I understand things are holy. I understand people are evil . The point here is not to give permission to indulge in everything and everyone. God says everything is permissible but not everything is beneficial (1 Corinthians 10:23). We have to be spiritually aware of our surroundings. Secularism in many instances allows us only to see divisive lines to not cross instead of seeing a opportunity for God to redeem a moment, a story or a workplace.
This is not a post about secular music but a greater position of how to engage with others and engage with culture. Basically, what makes truly Christian music "Christian" I would propose is the artists authentic heart to follow Jesus, not the t-shirt they are wearing, the label they are signed with or the film company that they are connected to. For example, some Christians in media want to affect Hollywood and create a Christian alternate "Holy-Wood" universe where there are only Christians making Christian films with other Christians. To live as someone who wants to restore culture back to Jesus, we need to move into Hollywood and lead these actors, directors and production assistants to Jesus. One of my old students who is an incredible film director and is a wonderful Chrstian, Drew Hall, just made a film posing spiritual questions about the after-life. This film is getting those who don't know Jesus to talk about spiritual things who normally wouldn't. You can check out his film here. Movies are modern-day parables and the movie screen is the story-telling "stained glass window" of our day. Drew has chosen to rub shoulders and build relationships with Hollywood to see Hollywood be a place where people can hear and see the stories of Jesus. He doesn't see secular or sacred, he just sees his life being used as someone to restore culture back to God.

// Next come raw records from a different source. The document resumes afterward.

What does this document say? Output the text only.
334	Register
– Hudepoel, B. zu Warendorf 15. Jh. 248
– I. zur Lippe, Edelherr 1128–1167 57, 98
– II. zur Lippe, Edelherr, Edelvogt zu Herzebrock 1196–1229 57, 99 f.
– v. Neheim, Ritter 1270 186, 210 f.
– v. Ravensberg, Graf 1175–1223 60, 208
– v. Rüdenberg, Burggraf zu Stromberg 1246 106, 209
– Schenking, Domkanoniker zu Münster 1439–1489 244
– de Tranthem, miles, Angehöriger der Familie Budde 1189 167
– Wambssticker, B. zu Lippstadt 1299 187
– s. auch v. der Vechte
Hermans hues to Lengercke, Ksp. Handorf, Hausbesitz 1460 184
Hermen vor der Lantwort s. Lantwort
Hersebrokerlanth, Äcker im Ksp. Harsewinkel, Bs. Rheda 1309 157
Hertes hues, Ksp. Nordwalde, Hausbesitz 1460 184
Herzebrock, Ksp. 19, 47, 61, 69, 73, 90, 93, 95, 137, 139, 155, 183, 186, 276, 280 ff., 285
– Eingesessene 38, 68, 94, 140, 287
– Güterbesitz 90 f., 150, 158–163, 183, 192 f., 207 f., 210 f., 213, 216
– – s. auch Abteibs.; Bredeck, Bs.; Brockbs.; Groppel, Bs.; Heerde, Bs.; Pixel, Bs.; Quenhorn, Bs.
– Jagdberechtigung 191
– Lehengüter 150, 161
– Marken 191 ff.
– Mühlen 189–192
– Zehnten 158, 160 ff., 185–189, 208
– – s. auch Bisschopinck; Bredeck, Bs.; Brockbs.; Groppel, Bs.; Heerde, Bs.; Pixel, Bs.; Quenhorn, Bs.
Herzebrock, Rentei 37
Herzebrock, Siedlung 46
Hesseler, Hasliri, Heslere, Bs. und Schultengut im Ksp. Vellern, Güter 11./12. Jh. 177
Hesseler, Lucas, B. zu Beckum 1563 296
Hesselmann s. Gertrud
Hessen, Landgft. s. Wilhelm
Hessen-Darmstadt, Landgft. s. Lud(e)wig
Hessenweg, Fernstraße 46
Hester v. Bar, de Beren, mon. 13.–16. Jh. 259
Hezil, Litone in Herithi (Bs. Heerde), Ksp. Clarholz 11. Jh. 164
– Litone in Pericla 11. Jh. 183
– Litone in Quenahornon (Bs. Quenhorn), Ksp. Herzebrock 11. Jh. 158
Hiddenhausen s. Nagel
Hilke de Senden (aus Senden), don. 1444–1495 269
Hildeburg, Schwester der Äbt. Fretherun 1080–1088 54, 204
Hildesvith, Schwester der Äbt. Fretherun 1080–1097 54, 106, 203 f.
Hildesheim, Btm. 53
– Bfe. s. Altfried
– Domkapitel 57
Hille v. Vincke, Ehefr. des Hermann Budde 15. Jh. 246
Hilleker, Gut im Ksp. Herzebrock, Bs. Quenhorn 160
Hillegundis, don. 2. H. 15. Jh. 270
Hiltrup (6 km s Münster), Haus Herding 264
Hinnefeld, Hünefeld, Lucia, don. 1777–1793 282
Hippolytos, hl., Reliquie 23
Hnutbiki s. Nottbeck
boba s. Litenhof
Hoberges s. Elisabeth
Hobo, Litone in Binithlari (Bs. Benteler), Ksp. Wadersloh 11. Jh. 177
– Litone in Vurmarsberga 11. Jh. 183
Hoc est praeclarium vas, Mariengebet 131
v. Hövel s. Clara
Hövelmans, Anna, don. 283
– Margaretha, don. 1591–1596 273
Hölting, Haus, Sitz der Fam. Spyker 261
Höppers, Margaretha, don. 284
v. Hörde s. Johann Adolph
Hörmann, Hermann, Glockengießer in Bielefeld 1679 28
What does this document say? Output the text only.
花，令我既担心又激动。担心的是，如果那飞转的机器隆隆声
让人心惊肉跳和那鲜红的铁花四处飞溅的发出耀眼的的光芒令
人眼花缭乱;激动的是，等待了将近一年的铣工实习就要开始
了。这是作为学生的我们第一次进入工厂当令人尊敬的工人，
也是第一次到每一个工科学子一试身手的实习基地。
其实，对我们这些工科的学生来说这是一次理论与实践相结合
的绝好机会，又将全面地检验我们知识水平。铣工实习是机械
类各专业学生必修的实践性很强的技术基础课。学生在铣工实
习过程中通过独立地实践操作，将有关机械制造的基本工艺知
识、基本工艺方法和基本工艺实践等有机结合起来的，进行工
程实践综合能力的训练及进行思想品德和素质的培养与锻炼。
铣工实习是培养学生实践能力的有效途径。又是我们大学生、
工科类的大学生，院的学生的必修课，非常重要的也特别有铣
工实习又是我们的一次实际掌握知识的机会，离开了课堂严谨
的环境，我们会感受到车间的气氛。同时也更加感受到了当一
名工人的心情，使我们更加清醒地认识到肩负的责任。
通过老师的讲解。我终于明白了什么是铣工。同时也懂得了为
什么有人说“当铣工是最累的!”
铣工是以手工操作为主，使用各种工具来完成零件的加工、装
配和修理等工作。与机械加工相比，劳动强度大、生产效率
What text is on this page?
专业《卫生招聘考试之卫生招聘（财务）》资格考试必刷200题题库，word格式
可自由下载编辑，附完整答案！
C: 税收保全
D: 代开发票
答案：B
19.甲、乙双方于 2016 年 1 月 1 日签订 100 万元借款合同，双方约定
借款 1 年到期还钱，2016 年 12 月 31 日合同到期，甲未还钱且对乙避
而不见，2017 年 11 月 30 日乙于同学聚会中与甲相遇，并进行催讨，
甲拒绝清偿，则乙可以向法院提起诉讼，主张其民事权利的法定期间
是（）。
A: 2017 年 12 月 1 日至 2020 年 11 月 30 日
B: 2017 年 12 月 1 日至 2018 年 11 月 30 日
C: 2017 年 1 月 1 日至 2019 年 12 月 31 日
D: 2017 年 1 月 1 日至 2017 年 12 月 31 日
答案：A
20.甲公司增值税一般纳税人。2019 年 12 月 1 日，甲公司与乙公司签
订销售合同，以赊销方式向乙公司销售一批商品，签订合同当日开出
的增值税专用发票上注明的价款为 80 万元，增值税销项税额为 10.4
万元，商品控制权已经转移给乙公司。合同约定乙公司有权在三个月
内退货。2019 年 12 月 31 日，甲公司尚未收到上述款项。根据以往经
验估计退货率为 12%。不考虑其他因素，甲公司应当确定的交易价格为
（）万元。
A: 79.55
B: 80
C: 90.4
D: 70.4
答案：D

Maybe we should stop waiting for the "Christian version" of Coldplay to rise up from a youth group somewhere and show up on the front doorstep of a Christian music label and instead start seeing each member of Coldplay as God sees them: a creation of God who has a gifted them to create music together (you are still a creation of God even though you're not redeemed). What if when you sing “you’re a sky full of stars … such a heavenly view”, you redeem that lyric as a exclamation to God from our lips as a praise of God’s beauty or even as a expression of love to your spouse celebrating your years of marriage that God put together in covenant. I’m saying that for a moment, Coldplay becomes the worship band that possibly God had intended all along for them to be, rather than a band to “be avoided” because of their “secular” positioning in culture. Basically, stop waiting for a "Christian Coldplay" to show up on the shelves of your favorite bookstore and why not put your passion into start praying for Coldplay to become Christian.
When it comes to engaging with others and ideas in culture, I am posing a greater idea which is this: Stop labeling with a secular or sacred line and start simply living a restored life in Jesus.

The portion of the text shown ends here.